The approval for partial-onset seizures was based on 3 randomized, double-blind, placebo-controlled, multicenter trials in 1,480 patients who were not adequately controlled with 1 to 3 concomitant AEDs. A dose-ranging study by Krauss et al showed statistically significant declines in partial-onset seizure frequencies for the perampanel groups compared with placebo. Mean percentage declines for perampanel were 13.6% for 2 mg/day (P = .4197), 23.3% for 4 mg/day (P = .0026), 30.8% for 8 mg/day (P< .0001), and a 10.7% decrease for placebo. [80] Additional studies of higher perampanel doses (ie, 8 mg/day and 12 mg/day) improved seizure control in patients with uncontrolled partial-onset seizures. [81, 82]

Approval for PGTC seizures was based on a Phase 3, randomized, double-blind, placebo-controlled clinical trial (n = 162) in patients taking up to 3 antiepileptic drugs. Patients treated with perampanel (n=81) achieved a 76% median reduction in PGTC seizure frequency, which was statistically significant compared to 38% with placebo (n=81).

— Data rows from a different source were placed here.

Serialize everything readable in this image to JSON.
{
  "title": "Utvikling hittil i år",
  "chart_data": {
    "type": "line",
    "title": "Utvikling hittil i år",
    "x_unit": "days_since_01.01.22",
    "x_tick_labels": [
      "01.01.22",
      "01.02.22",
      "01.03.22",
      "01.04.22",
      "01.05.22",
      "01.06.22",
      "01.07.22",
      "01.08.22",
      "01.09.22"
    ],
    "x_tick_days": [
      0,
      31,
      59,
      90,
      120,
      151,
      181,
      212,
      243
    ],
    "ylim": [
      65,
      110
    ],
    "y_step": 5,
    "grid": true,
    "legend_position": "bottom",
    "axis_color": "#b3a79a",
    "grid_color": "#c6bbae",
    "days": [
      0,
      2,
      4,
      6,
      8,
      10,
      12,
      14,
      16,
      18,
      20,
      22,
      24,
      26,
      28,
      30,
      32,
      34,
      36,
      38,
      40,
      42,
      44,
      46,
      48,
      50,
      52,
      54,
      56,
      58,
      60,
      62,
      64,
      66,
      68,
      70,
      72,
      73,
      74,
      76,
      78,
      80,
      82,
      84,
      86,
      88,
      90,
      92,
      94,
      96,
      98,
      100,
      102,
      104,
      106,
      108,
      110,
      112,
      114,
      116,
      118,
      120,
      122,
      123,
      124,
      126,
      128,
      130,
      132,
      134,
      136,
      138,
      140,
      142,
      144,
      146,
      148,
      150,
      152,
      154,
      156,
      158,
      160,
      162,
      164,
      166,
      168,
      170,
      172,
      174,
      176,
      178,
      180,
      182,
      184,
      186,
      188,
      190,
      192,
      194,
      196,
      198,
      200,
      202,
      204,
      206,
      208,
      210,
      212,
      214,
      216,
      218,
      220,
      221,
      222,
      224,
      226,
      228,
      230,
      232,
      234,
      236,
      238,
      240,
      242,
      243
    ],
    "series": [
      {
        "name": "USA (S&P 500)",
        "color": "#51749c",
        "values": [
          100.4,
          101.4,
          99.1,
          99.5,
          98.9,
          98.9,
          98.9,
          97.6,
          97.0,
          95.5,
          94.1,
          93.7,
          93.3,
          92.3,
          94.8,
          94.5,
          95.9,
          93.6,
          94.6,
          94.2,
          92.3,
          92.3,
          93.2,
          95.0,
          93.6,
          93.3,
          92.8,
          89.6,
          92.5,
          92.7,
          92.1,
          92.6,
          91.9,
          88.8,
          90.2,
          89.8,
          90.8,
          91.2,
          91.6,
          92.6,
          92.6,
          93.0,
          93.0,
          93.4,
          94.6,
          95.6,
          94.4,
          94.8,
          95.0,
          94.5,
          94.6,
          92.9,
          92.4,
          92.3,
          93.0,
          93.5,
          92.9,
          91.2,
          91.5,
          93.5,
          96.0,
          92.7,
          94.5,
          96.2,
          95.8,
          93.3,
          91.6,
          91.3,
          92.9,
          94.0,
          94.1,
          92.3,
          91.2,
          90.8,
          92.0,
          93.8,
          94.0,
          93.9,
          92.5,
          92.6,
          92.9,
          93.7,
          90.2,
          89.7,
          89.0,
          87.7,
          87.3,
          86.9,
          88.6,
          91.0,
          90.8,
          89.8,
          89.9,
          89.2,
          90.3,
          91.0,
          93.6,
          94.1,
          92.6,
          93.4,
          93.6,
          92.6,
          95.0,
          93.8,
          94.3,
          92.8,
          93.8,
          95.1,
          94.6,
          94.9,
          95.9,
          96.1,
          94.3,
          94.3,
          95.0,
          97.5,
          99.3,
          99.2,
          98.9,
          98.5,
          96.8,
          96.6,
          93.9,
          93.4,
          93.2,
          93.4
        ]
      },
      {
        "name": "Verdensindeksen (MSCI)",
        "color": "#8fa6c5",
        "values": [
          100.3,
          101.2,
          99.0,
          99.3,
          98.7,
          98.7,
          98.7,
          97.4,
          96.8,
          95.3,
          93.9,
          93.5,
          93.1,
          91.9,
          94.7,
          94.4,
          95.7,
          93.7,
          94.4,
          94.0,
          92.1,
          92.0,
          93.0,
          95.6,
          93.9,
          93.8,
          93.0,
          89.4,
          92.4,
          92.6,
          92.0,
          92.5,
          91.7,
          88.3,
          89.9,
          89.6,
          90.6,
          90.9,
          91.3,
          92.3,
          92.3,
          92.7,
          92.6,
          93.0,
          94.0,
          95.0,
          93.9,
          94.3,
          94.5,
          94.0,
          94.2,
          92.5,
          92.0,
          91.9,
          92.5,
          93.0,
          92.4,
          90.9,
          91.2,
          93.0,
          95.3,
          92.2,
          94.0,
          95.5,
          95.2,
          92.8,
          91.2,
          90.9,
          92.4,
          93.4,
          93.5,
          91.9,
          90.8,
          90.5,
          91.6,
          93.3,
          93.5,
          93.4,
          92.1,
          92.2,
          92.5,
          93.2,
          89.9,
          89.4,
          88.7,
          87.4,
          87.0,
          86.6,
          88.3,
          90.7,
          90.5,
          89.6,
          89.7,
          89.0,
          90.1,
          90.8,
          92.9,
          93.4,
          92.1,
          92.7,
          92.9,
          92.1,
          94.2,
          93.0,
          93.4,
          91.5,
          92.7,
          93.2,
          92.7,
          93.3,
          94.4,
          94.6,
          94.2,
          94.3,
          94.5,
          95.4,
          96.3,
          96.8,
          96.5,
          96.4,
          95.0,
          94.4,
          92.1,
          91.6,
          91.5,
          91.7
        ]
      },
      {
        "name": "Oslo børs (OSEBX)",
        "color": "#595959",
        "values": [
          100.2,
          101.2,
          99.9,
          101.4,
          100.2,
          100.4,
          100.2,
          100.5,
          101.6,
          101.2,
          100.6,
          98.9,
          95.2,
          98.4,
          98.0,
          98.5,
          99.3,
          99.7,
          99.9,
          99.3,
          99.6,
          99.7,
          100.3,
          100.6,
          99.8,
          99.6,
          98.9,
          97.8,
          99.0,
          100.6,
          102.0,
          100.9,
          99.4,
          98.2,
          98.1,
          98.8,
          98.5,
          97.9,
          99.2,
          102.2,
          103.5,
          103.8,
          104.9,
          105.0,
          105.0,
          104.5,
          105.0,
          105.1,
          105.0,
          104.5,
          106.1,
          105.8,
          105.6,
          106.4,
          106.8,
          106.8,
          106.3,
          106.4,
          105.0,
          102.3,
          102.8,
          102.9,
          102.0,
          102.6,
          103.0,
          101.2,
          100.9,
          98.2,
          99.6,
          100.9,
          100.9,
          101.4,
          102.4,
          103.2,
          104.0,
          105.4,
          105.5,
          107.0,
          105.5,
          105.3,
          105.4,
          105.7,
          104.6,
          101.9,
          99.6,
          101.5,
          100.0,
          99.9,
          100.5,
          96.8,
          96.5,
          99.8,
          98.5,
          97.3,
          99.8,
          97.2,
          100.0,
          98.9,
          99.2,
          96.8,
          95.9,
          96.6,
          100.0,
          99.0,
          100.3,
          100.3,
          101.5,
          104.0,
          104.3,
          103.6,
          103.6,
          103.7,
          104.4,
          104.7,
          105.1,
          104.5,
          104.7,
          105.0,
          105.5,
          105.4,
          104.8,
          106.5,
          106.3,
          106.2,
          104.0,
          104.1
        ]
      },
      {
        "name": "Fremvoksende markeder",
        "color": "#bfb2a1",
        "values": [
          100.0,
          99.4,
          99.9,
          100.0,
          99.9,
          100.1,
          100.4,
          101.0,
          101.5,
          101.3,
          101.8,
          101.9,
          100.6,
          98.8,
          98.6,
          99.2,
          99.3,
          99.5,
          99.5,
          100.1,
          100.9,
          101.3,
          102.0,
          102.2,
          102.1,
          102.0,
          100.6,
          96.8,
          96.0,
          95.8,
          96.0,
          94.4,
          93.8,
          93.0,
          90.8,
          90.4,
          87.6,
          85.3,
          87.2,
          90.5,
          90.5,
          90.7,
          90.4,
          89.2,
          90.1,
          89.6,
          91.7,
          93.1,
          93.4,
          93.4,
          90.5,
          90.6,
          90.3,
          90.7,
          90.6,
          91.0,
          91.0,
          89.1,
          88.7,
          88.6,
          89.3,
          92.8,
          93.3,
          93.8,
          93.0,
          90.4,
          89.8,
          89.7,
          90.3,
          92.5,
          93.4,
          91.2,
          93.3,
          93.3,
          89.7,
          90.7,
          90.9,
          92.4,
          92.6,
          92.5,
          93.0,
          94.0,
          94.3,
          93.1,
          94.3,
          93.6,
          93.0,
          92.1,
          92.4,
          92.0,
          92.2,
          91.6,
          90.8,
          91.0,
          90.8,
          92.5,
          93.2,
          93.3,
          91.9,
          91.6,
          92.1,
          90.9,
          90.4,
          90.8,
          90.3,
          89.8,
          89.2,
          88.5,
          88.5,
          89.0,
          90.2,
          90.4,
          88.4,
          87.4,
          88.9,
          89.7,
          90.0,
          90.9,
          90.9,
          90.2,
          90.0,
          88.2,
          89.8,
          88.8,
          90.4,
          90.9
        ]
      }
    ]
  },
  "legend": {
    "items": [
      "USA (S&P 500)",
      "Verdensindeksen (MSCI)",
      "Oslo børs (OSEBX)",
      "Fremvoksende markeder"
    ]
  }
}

Additionally, 64% of patients in the treatment arm experienced a >50% reduction in PGTC seizure frequency compared with placebo which attained a 40% reduction. [83]

Perampanel was assigned a DEA schedule III. The prescribing information includes a boxed warning that describes serious or life-threatening psychiatric and behavioral adverse reactions, including aggression, hostility, irritability, anger, and homicidal ideation and threats. [84] Common adverse effects include dizziness (up to 43%), somnolence, headache, fatigue, and irritability.

In the absence of other AEDs that induce CYP enzymes, the initial dose is 2 mg PO at bedtime. After 1 week, the dose may be increased by at least weekly intervals to 4-8 mg/day (titrate more slowly, by at least 2-week intervals in elderly persons). The target dosage range is 8-12 mg/day for partial onset seizures and 8 mg/day for tonic-clonic seizures (may increase to 12 mg/day if needed and tolerated).

If administered with AEDs that induce CYP enzymes (or other strong CYP inducers), an increased dose may be required (not to exceed 12 mg/day).

If hepatic impairment is evident, the daily dose should not exceed 6 mg/day or 4 mg/day for mild or moderate hepatic insufficiency, respectively. Perampanel is not recommended for use with severe hepatic or renal impairment or with hemodialysis.